Particularité du libraire, il doit compter avec un autre rival puissant, numérique celui-là. Le fleuriste en est épargné… jusqu'à présent. L'odeur des fleurs n'accompagne pas encore les bouquets au format carte postale. “L'ordinatisation” des métiers semble d'une actualité moins criante pour les bouquetières et autres horticulteurs. Elle pourrait concerner pourtant presque la moitié des emplois d'ici vingt ans, d'après des chercheurs d'Harvard. Certaines professions sont remplacées par des machines de plus en plus fines ou par du self-service. Rares se font les pompistes ou les concierges. Tandis que d'autres métiers disparaissent – en particulier lorsqu'ils sont “artisans”.

Faute de rentabilité…? Pas simple en effet de tenir la route face à des grands groupes qui se jouent des frontières. Dans le secteur du livre, les différents acteurs souffrent d'un phénomène de concentration qui fragilise les petites structures.

Faute de diversité…? Pas simple non plus de faire face à de nouvelles pratiques culturelles habituées à la profusion et à la multiplicité des canaux. Des films à la BD, en passant par la musique et les jeux…, l'univers du libraire voit potentiellement son spectre s'élargir. Comme les bibliothèques se muent en médiathèques.

Faute d'utilité…? Pas simple encore de faire valoir l'intérêt d'un achat quand il s'inscrit d'office sur le long terme. Or le livre demande du temps.

Faute de clients, alors. Car du temps, beaucoup disent en manquer.

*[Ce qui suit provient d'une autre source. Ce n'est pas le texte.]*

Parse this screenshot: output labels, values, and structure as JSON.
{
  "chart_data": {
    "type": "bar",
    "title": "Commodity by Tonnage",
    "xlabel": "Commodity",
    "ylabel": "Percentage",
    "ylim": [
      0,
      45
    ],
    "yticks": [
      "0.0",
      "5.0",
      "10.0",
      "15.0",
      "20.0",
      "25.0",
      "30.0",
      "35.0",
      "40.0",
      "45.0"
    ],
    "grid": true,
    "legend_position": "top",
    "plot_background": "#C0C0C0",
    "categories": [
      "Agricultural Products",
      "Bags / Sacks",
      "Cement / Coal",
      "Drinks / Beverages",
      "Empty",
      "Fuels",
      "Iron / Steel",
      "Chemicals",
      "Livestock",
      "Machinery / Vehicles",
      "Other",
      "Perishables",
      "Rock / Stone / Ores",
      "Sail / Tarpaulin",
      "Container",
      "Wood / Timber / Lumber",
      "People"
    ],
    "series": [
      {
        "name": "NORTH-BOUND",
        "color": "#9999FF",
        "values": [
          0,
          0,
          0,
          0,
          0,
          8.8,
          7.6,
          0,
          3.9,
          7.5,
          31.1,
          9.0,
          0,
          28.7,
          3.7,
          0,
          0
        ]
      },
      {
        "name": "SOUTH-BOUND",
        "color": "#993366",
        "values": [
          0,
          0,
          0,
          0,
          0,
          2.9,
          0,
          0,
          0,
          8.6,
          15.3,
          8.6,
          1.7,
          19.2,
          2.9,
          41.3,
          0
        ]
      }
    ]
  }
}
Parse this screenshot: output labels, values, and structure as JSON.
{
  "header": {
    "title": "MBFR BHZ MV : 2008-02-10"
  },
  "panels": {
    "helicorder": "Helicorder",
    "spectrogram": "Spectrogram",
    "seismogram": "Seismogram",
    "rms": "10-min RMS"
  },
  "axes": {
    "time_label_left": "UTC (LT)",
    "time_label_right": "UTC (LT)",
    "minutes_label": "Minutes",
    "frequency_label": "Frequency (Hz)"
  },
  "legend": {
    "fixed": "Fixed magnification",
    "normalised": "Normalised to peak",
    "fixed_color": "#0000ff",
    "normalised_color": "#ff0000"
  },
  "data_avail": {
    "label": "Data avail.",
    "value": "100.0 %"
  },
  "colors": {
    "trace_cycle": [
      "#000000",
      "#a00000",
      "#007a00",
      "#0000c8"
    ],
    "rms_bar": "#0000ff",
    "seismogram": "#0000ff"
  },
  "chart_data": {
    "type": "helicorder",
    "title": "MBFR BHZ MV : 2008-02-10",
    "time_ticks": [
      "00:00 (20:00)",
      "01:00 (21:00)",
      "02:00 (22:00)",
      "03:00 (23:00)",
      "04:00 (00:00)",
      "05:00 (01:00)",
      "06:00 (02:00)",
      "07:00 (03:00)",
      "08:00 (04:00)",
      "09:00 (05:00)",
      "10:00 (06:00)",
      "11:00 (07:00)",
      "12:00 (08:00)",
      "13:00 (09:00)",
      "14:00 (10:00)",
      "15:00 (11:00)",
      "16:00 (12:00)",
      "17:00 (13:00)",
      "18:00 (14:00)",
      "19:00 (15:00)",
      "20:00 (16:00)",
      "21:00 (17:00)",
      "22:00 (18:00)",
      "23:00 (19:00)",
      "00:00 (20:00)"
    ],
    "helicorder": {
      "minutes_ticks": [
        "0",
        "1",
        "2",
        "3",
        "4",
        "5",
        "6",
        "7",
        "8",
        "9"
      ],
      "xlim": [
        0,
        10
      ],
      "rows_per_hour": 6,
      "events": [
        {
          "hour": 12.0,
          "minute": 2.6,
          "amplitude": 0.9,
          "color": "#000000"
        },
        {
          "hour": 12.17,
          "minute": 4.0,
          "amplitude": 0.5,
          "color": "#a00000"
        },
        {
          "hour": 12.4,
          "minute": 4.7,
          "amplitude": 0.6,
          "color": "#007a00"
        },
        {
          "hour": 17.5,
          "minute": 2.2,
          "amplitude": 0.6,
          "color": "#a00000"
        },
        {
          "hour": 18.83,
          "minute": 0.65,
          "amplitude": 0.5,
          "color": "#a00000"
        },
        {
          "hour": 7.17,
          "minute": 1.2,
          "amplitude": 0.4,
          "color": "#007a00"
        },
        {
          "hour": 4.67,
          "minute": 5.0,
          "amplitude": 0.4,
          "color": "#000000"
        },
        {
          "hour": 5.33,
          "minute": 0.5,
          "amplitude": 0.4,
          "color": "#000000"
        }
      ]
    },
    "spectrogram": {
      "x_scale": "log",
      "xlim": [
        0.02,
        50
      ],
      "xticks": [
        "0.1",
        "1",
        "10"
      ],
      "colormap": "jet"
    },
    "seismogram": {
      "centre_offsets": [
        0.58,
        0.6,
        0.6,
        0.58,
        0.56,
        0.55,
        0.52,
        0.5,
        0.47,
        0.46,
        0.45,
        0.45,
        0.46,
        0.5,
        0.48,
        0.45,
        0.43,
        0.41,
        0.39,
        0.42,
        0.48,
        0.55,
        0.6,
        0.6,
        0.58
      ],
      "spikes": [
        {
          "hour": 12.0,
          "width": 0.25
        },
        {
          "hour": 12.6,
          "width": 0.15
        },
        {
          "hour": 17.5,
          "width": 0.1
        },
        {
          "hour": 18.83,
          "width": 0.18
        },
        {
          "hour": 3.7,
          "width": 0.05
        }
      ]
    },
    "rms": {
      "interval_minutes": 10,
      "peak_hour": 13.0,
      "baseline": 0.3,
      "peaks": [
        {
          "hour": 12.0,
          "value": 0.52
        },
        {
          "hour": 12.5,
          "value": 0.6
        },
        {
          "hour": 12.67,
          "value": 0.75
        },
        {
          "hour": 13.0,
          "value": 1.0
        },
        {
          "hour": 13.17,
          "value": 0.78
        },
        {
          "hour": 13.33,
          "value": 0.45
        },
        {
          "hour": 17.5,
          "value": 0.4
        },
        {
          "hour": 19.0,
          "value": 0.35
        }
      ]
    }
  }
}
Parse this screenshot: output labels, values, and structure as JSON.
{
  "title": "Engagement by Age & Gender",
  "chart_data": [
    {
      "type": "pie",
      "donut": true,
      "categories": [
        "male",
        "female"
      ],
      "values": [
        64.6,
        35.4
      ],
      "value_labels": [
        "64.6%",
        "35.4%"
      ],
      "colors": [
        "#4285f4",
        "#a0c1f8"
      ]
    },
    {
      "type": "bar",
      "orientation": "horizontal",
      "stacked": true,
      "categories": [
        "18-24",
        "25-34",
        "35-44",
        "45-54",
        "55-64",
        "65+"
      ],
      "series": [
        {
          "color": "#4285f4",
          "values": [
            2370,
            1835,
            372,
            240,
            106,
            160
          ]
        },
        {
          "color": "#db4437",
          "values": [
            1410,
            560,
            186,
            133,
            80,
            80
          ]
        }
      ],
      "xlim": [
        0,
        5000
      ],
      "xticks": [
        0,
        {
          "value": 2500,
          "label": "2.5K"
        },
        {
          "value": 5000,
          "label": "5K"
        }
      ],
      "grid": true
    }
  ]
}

Pourtant, est-ce vraiment une perte de temps que de s'asseoir pour bouquiner, que de lire pour exciter plus encore notre curiosité, que de se laisser imprégner d'autres mondes, d'autres manières de le voir? À vivre l'expérience, qui dirait qu'il a perdu son temps quand il s'est plu à chiner dans les rayonnages de livres, quand il a oublié l'horloge en papotant un instant avec le libraire, dans l'ambiance souvent chaleureuse d'une petite librairie de quartier? “Lisons responsable, lisons local(2), lance le syndicat des libraires indépendants. Sur ce terrain-là aussi, nos choix de consommateur n'ont rien d'anodin. Ils déterminent un peu de l'avenir.